NOB15

J’arrive bientôt à la fin de la série « Mister Nobody, l’Homme au masque de Satin », une série publiée, à l’origine, en 1946, sous la forme de 16 fascicules de 16 pages, double colonne, contenant des récits indépendants d’environ 13 000 mots.

L’auteur en est Edward Brooker, de son vrai nom Édouard Ostermann, né en 1904 et dont on perd toute trace après 1947.

Edward Brooker, avant la Seconde Guerre, signa un grand nombre de romans policiers et d’espionnages puis s’exerça, durant le conflit, aux séries fasciculaires dont, notamment, celle qui nous intéresse aujourd’hui.

Mister Nobody, pour rappel, est un gentleman cambrioleur londonien, ayant pour ami et complice son fidèle serviteur Jonas Cobb, surnommé Froggy du fait de sa face de batracien.

 

MRS CHANDLEY JOUE DU TROMBONE

Mister NOBODY est bien décidé à prendre du repos, en compagnie de son fidèle serviteur Jonas Cobb, alias Froggy, loin de la ville de Londres, en s’installant dans une villa calme et isolée, non loin de la plage.

Isolée ? Elle le serait si Mrs Chandley ne vivait point dans le charmant cottage voisin.

Calme ? Encore faudrait-il que Mrs Chandley, toutes les nuits, ne soufflât pas dans un trombone au sein d’un groupe de jazz formé de ses invités.

Mais, quand on est aussi mauvais musiciens, on doit avoir un bon motif, autre que le goût des harmonies, pour orchestrer une telle cacophonie.

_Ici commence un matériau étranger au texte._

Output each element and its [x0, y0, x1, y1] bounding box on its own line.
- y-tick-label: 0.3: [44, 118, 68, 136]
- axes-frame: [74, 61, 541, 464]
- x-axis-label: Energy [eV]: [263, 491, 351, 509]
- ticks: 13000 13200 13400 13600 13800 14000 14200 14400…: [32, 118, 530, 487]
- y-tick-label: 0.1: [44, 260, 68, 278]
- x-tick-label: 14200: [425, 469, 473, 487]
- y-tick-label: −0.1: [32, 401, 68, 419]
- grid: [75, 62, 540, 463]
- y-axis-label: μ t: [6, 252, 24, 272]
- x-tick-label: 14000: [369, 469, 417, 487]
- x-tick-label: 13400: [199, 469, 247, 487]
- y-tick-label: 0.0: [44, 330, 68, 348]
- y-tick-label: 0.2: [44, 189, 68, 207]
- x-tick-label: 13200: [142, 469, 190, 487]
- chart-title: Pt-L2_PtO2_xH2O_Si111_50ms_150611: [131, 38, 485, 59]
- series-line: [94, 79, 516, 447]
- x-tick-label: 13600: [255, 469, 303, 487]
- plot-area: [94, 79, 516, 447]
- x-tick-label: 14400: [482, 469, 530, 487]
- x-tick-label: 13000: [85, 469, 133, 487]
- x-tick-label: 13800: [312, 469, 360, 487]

Et Mister NOBODY se fait fort de découvrir la raison pour que, chaque soir, Mrs Chandley joue du trombone…

Après sa déconvenue italienne, Mister Nobody a décidé de se reposer au bord de la mer, à Clacton-on-sea. Les locations étant prises d’assauts, il ne trouve qu’un cottage un peu isolé, mais voisin d’une autre propriété.

Mais le calme est de courte durée, la voisine, Mrs Chandley, chaque soit, joue du trombonne au sein d’un orchestre de jazz avec ses invités. Mais, mon Dieu ! Ils sont tous de mauvais musiciens et, au lieu d’une musique entraînante, ils interprètent plutôt une cacophonie assourdissante.

Pourquoi s’entêter à jouer aussi mal, et, surtout, pourquoi Mrs Chandley s’improvise-t-elle chef d’orchestre et souffel-t-elle dans un trombone ?

C’est ce qu’est bien décidé à découvrir Mister Nobody en participant, à sa façon, à la fête…

On retrouve donc pour l’avant-dernière fois le duo que forment Mister Nobody et Jonas Cobb.

Pour l’occasion, l’auteur livre une intrigue d’une simplicité extrême, à l’intérêt et à la crédibilité discutables.

Certes, 13 000 mots ne suffisent pas à mettre en place une histoire digne de ce nom, mais on est en droit d’attendre un tout petit peu mieux, à moins que l’auteur ne livre une plus-value dans un autre domaine (personnage, ambiance, style, humour…), ce qui n’est pas le cas ici.

D’ailleurs, la petite touche d’humour délivrée, souvent, par la présence de Froggy, est quasi inexistante.

Que reste-t-il alors ? Juste un petit récit qui se lit sans déplaisir, mais qui ne marquera pas le lecteur, la faute, probablement, à la concision exigée par le format, mais aussi, assurément, à un manque d’ambition de l’auteur.

Au final, une série qui décline lentement et dont on espère que le dernier opus relèvera un peu le niveau.